Struck with horror the moment she committed this frightful act, Elmina fled to her guilty paramour, Count Stefano, who had been watching impatiently beneath the window of the apartment. On learning that Diomida was only wounded, he rushed up stairs to complete her destruction; and, in a transport of infuriated malignity, stabbed her with his poniard, until her bosom became a shapeless mass, so horribly was it mangled.

Masked like a bravo, with his broad hat flapping over his eyes, Stefano cut his way through those whom the uproar had assembled, and who, though disposed to bar his passage, shrank from his bloody hand and formidable figure. He rejoined Elmina, whom he also destroyed by a blow of his poniard, to prevent her betrayal of him; and after flinging her body into the Brenta, which flowed past the walls of Nuovale, he was conveyed back to Venice in a gondola. To Giulio and his accomplices at the palace of Strazoldi, he displayed his bloody poniard, and the marriage ring of Diomida, as tokens that she was now no more. Then, for the first time, was the conscience of Count Giulio touched with compunction at the sight of that little golden symbol: his mind reverted in agony to the hour of his espousals before the altar of Santa Maria, when he had placed this ring on the finger of Diomida, his loving and beloved bride. How had he fulfilled the solemn vow of those nuptials?
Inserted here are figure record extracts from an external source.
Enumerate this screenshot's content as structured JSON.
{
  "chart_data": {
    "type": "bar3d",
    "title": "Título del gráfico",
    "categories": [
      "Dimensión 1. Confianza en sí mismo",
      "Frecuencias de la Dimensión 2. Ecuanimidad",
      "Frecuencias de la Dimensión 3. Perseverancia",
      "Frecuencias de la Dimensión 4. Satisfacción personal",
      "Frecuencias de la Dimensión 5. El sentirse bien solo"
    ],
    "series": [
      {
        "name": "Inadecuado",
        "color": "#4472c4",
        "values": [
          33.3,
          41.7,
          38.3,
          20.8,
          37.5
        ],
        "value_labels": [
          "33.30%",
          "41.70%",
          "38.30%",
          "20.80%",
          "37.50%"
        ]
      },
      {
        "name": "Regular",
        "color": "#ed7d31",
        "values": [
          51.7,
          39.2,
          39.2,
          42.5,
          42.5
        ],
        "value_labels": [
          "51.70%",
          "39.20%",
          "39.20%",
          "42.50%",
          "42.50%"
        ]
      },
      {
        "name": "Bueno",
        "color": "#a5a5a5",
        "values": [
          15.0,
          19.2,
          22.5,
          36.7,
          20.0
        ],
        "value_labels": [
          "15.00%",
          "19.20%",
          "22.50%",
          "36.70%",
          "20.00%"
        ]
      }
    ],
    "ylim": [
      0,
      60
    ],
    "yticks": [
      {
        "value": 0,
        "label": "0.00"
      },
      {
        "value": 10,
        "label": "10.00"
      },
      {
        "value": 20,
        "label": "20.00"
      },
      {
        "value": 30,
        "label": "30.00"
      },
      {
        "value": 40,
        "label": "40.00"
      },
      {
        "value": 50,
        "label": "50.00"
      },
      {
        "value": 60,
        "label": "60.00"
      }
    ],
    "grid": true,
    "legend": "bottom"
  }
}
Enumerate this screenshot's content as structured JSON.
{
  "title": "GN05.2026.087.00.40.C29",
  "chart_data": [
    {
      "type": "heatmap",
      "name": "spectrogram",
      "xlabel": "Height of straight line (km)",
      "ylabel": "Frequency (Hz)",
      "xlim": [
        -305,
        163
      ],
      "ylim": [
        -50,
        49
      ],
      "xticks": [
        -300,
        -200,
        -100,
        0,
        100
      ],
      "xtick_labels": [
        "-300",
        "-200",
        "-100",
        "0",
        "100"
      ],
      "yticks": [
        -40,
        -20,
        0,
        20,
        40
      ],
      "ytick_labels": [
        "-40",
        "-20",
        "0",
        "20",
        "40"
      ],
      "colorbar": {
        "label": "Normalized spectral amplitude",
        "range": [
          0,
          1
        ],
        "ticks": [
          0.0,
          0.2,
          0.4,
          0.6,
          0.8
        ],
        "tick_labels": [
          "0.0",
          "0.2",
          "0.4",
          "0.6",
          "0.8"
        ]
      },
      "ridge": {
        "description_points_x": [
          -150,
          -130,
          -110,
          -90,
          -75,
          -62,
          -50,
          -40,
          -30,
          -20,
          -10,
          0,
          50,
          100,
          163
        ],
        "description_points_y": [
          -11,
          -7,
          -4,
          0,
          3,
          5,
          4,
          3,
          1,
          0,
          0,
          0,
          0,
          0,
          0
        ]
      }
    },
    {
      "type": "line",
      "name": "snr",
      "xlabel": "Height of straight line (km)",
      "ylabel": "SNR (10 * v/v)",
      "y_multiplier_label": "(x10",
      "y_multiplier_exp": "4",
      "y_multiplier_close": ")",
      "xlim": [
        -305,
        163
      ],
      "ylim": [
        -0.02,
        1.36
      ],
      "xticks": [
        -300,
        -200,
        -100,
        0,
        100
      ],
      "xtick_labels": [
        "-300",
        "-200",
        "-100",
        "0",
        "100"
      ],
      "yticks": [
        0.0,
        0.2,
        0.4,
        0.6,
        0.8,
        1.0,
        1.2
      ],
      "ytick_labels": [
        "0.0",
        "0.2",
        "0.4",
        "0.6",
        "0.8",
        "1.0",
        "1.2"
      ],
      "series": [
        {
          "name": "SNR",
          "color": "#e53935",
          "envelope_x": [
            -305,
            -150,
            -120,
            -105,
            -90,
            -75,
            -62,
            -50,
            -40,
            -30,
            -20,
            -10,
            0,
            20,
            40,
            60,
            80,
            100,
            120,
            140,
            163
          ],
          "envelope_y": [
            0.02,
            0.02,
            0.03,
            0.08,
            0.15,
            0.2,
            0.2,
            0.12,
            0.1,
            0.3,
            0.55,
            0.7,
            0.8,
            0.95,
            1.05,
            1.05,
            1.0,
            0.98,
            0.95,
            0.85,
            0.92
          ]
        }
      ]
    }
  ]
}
But the deed was done, and the wedding ring of Diomida glittered in the hand of her relentless rival; who regarded it with eyes which, bright and beautiful though they were, sparkled with triumphant malice and revengeful joy.

"The ring is here, and we want but the priest to mumble Latin and so finish the night with a proper bridal," said the ruffian Stefano, in tones husky with fatigue, as he quaffed a sparkling draught of wine. Giulio felt a stifling sensation in his throat, and his heart beat wildly.

"Think you, I will be wed with the ring of Diomida Cornaro?" exclaimed Lucretia, scornfully. "Perish the bauble with the hand that wore it!" and thus saying, she cast the trinket into the canal that flowed dark and silently beneath the windows of the palace. The fair image of his gentle wife arose vividly before Count Giulio at this moment, and he shrank with loathing from the side of Lucretia; regarding her brother with a horror which he could scarcely repress as his hand involuntarily sought the hilt of his poniard.